Bernanke Outlines Likely Path to Tighter Credit

WASHINGTON — Federal Reserve Chairman Ben Bernanke on Wednesday outlined the likely path the central bank will take to tighten credit once the economy has recovered enough.

In prepared testimony for the House Financial Services Committee, the Fed chief said the rate paid to banks on excess reserves held at the central bank may for a time replace the Fed funds rate as the main operating target for policy.

As part of the Fed's plans to end its liquidity programs, Bernanke also said the central bank could "before long" increase the spread, or difference, between the discount rate it charges banks for emergency loans and the Fed funds rate.

To combat the worst financial crisis in decades, the Fed slashed short-term rates to near zero in December 2008 and implemented an array of emergency lending and long-term asset purchases programs to keep long-term rates down.

"It is possible that the Federal Reserve could for a time use the interest rate paid on reserves, in combination with targets for reserve quantities, as a guide to its policy stance," Bernanke said, adding no final decision has yet been made.

The Fed currently pays banks a 0.25% rate for the more than $1.1 trillion they hold at the central bank.

Raising the rate would give banks an incentive to park more funds at the Fed instead of lending it out to companies or households. In this way, the Fed would in the future be able to restrain an economy that is overheating and running the risk of sparking inflation.
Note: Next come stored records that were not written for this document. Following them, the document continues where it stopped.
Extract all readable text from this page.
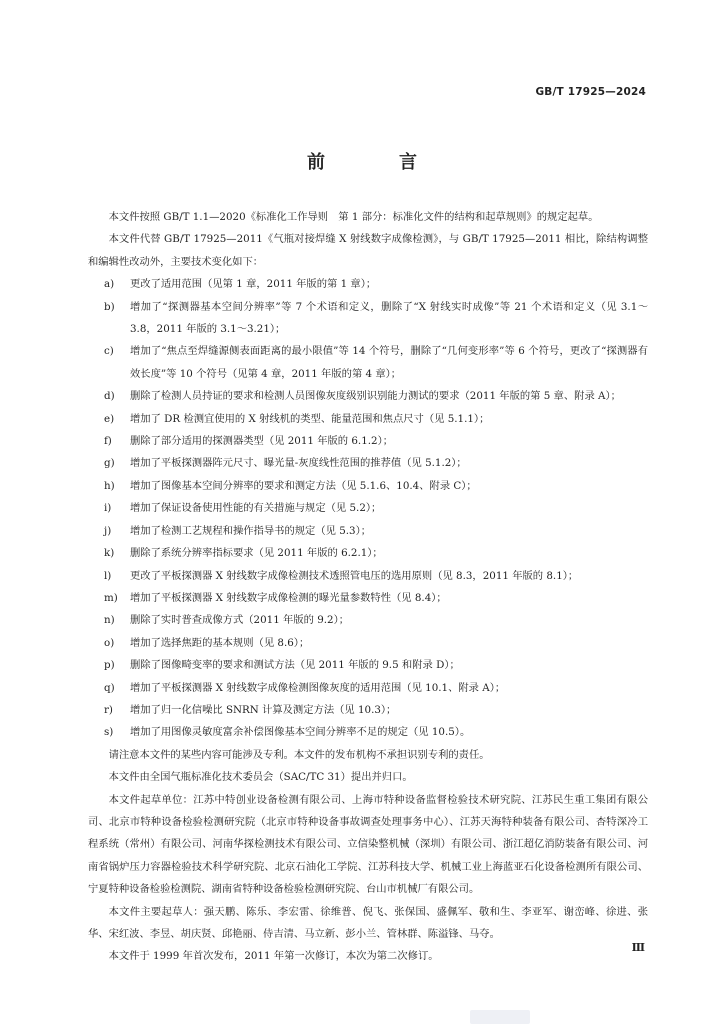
GB/T 17925—2024
前　言

本文件按照 GB/T 1.1—2020《标准化工作导则　第 1 部分：标准化文件的结构和起草规则》的规定起草。

本文件代替 GB/T 17925—2011《气瓶对接焊缝 X 射线数字成像检测》，与 GB/T 17925—2011 相比，除结构调整和编辑性改动外，主要技术变化如下：

a)	更改了适用范围（见第 1 章，2011 年版的第 1 章）；
b)	增加了“探测器基本空间分辨率”等 7 个术语和定义，删除了“X 射线实时成像”等 21 个术语和定义（见 3.1～3.8，2011 年版的 3.1～3.21）；
c)	增加了“焦点至焊缝源侧表面距离的最小限值”等 14 个符号，删除了“几何变形率”等 6 个符号，更改了“探测器有效长度”等 10 个符号（见第 4 章，2011 年版的第 4 章）；
d)	删除了检测人员持证的要求和检测人员图像灰度级别识别能力测试的要求（2011 年版的第 5 章、附录 A）；
e)	增加了 DR 检测宜使用的 X 射线机的类型、能量范围和焦点尺寸（见 5.1.1）；
f)	删除了部分适用的探测器类型（见 2011 年版的 6.1.2）；
g)	增加了平板探测器阵元尺寸、曝光量-灰度线性范围的推荐值（见 5.1.2）；
h)	增加了图像基本空间分辨率的要求和测定方法（见 5.1.6、10.4、附录 C）；
i)	增加了保证设备使用性能的有关措施与规定（见 5.2）；
j)	增加了检测工艺规程和操作指导书的规定（见 5.3）；
k)	删除了系统分辨率指标要求（见 2011 年版的 6.2.1）；
l)	更改了平板探测器 X 射线数字成像检测技术透照管电压的选用原则（见 8.3，2011 年版的 8.1）；
m)	增加了平板探测器 X 射线数字成像检测的曝光量参数特性（见 8.4）；
n)	删除了实时普查成像方式（2011 年版的 9.2）；
o)	增加了选择焦距的基本规则（见 8.6）；
p)	删除了图像畸变率的要求和测试方法（见 2011 年版的 9.5 和附录 D）；
q)	增加了平板探测器 X 射线数字成像检测图像灰度的适用范围（见 10.1、附录 A）；
r)	增加了归一化信噪比 SNRN 计算及测定方法（见 10.3）；
s)	增加了用图像灵敏度富余补偿图像基本空间分辨率不足的规定（见 10.5）。

请注意本文件的某些内容可能涉及专利。本文件的发布机构不承担识别专利的责任。

本文件由全国气瓶标准化技术委员会（SAC/TC 31）提出并归口。

本文件起草单位：江苏中特创业设备检测有限公司、上海市特种设备监督检验技术研究院、江苏民生重工集团有限公司、北京市特种设备检验检测研究院（北京市特种设备事故调查处理事务中心）、江苏天海特种装备有限公司、杏特深冷工程系统（常州）有限公司、河南华探检测技术有限公司、立信染整机械（深圳）有限公司、浙江超亿消防装备有限公司、河南省锅炉压力容器检验技术科学研究院、北京石油化工学院、江苏科技大学、机械工业上海蓝亚石化设备检测所有限公司、宁夏特种设备检验检测院、湖南省特种设备检验检测研究院、台山市机械厂有限公司。

本文件主要起草人：强天鹏、陈乐、李宏雷、徐维普、倪飞、张保国、盛佩军、敬和生、李亚军、谢峦峰、徐进、张华、宋红波、李昱、胡庆贤、邱艳丽、侍吉清、马立新、彭小兰、管林群、陈溢锋、马夺。

本文件于 1999 年首次发布，2011 年第一次修订，本次为第二次修订。

Ⅲ
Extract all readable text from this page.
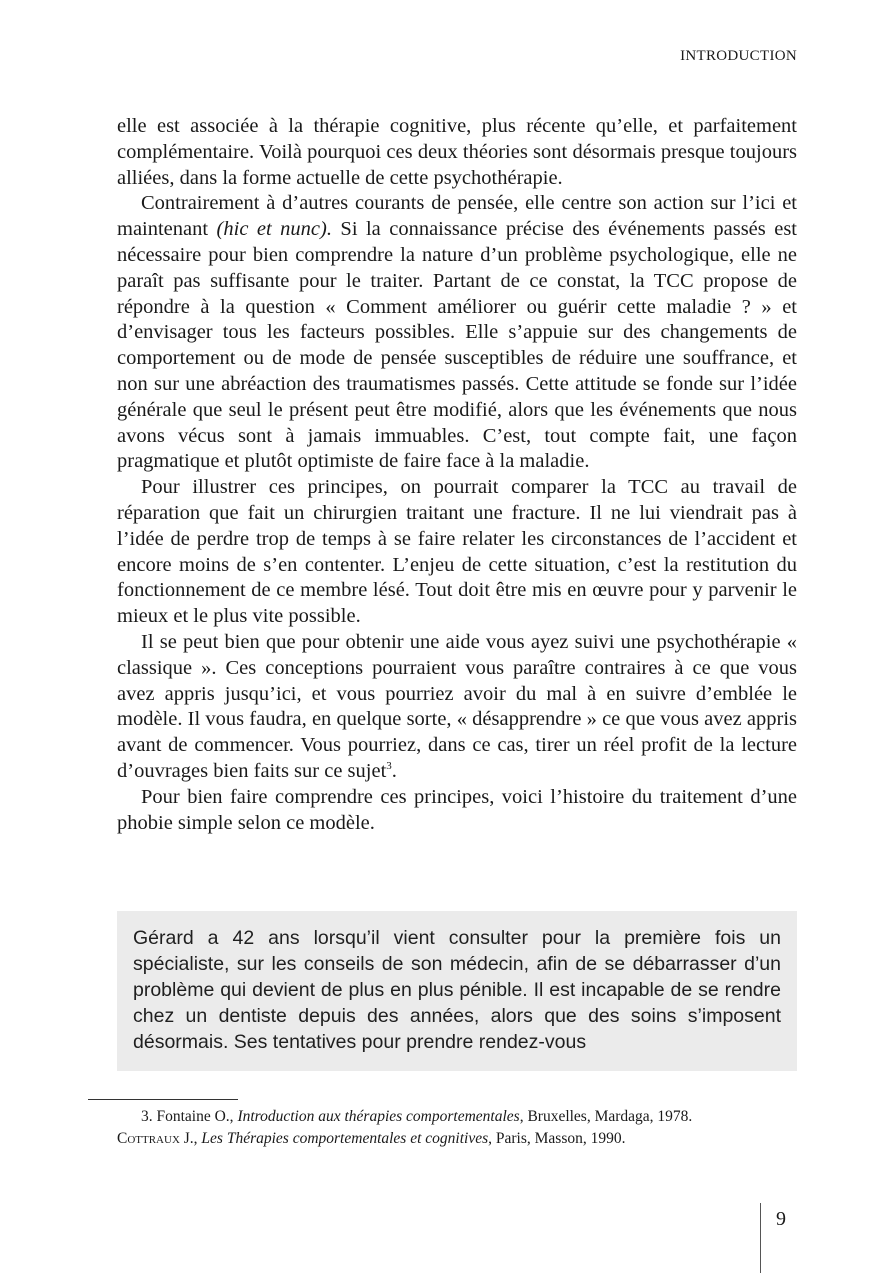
INTRODUCTION

elle est associée à la thérapie cognitive, plus récente qu’elle, et parfaitement complémentaire. Voilà pourquoi ces deux théories sont désormais presque toujours alliées, dans la forme actuelle de cette psychothérapie.

Contrairement à d’autres courants de pensée, elle centre son action sur l’ici et maintenant (hic et nunc). Si la connaissance précise des événements passés est nécessaire pour bien comprendre la nature d’un problème psychologique, elle ne paraît pas suffisante pour le traiter. Partant de ce constat, la TCC propose de répondre à la question « Comment améliorer ou guérir cette maladie ? » et d’envisager tous les facteurs possibles. Elle s’appuie sur des changements de comportement ou de mode de pensée susceptibles de réduire une souffrance, et non sur une abréaction des traumatismes passés. Cette attitude se fonde sur l’idée générale que seul le présent peut être modifié, alors que les événements que nous avons vécus sont à jamais immuables. C’est, tout compte fait, une façon pragmatique et plutôt optimiste de faire face à la maladie.

Pour illustrer ces principes, on pourrait comparer la TCC au travail de réparation que fait un chirurgien traitant une fracture. Il ne lui viendrait pas à l’idée de perdre trop de temps à se faire relater les circonstances de l’accident et encore moins de s’en contenter. L’enjeu de cette situation, c’est la restitution du fonctionnement de ce membre lésé. Tout doit être mis en œuvre pour y parvenir le mieux et le plus vite possible.

Il se peut bien que pour obtenir une aide vous ayez suivi une psychothérapie « classique ». Ces conceptions pourraient vous paraître contraires à ce que vous avez appris jusqu’ici, et vous pourriez avoir du mal à en suivre d’emblée le modèle. Il vous faudra, en quelque sorte, « désapprendre » ce que vous avez appris avant de commencer. Vous pourriez, dans ce cas, tirer un réel profit de la lecture d’ouvrages bien faits sur ce sujet$^3$.

Pour bien faire comprendre ces principes, voici l’histoire du traitement d’une phobie simple selon ce modèle.

Gérard a 42 ans lorsqu’il vient consulter pour la première fois un spécialiste, sur les conseils de son médecin, afin de se débarrasser d’un problème qui devient de plus en plus pénible. Il est incapable de se rendre chez un dentiste depuis des années, alors que des soins s’imposent désormais. Ses tentatives pour prendre rendez-vous

3. Fontaine O., Introduction aux thérapies comportementales, Bruxelles, Mardaga, 1978.
Cottraux J., Les Thérapies comportementales et cognitives, Paris, Masson, 1990.
9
Bernanke said the Fed expects such a move to pull up other key short-term rates, including the federal-funds rate at which banks lend to each other overnight--long the Fed's main tool for steering the economy.

While other major central banks, such as the European Central Bank, have been using interest on excess bank reserves for a while, it's a relatively new tool in the U.S.

Congress gave the Fed the authority to use it in October 2008.

Bernanke said the sequencing and tools the Fed will use to tighten policy will depend on how the economic recovery develops.

The Fed chief said the economy still needs highly accommodative policy for now, but the central bank will "at some point" have to increase short-term rates and cut excess bank reserves.